When walking down the street, I note every dog in front and behind me. I note their gait, their body condition score, their weight, and behavior. This is not purposeful, but is ingrained in me as a veterinarian. It is second nature. Much is routine, the behaviors expected, but what if the surroundings were suddenly different?
Recently I was in the city of Lucca, in Italy. This is a small ancient walled city, with its beginnings dating back a thousand years. The central historic district is composed of piazzas and walking paths, scant cars. The evening sport is walking the promenade of the city’s encircling wall. While the setting was remarkable, I was drawn to what I am used to—dogs. And I was taken back by the differences in dog culture between this area of Italy and our fair city.
The first difference noted is that dogs seem to be welcomed almost everywhere. Restaurant? Not a problem. On the train? Sure, so long as they have a ticket if not in a bag. Clothing store? Absolutely. The single area where dogs were notably absent was the supermarket. There was no sign outside prohibiting dogs, but people had an understanding that this one area was off-limits to canine companions. And there was a line of people sitting with a canine while their companion obtained the essentials inside.
I was not alone in this visit, I was visiting my mother and her little dog, too. The dog, given a new name for her Italian adventure (Nutella), helped give more perspectives on the differences in dog culture. We have quickly learned that the dog itself was not going to be an impediment to activities. Contrary to what is experienced in many establishments here, the dog was welcomed everywhere. This furry creature made for easy introductions for my mother.
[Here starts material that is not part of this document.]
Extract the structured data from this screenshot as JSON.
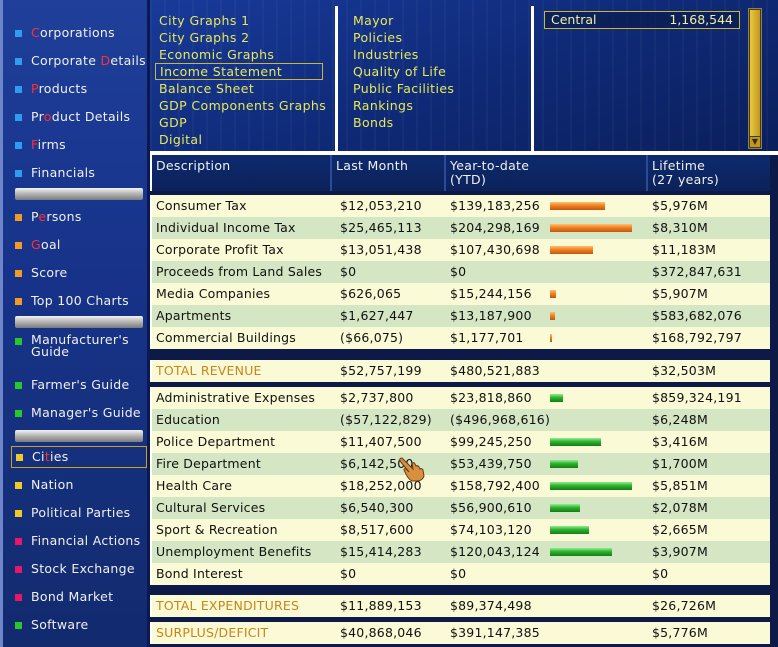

Of note was the interactions that dogs had with each other. While we stress spay and neuter in the United States (and we should continue this), many dogs in Italy are intact. I was anticipating an increase in aggressiveness verses what is normally observed on our District streets. Dogs at outside restaurants in the US tend to jump up and defend their territory or bark at passersby.
Most interestingly the dogs in restaurants in Lucca generally could care less about who was sauntering down the sidewalk. There was no jumping up and leash pulling or aggressive barking. This was almost universal. When the dogs were out for a walk in the city, the frequently ignored each other or politely did the traditional butt-sniffing and then moved on. It did not matter if we were observing a miniature poodle or a Bernese Mountain dog. I was amazed.
The question arises then as to why the difference in behavior? Many dog parents here train their dogs intensely and work to socialize them. It comes down to not the dogs, but us. We want our dogs to interact. And whereas this is essential for socialization, we tend to force our version of it upon them. In European dog culture, it is ok for dogs to not meet and it is not socially taboo to cross the street when another dog is approaching. This is the same with people and dogs: allow the dog to seek attention from people, not the opposite.
Italian dog culture gave me the impression that dogs were more in control of their own actions than we allow. If they wanted to interact, they did, if not, they were flat on the floor under a table. And by allowing dogs to go most places, dogs were habituated to city streets and noises, differing situations, crowds, trains, restaurants, and stores. We tend to walk dogs a few times per day, maybe take them to the dog park, but in Lucca, the dogs frequently went everywhere.
There are lessons from the dogs of Lucca, which can help our dogs be more comfortable in DC. First, remember that socialization needs to be on their terms. Second, the more the dog is involved with daily life, the more comfortable and less stressed they become. We need to adjust how we relate to dogs in public and welcome them, but allow dogs to be dogs.
Dan Teich, DVM is Medical Director at District Veterinary Hospital Eastern Market.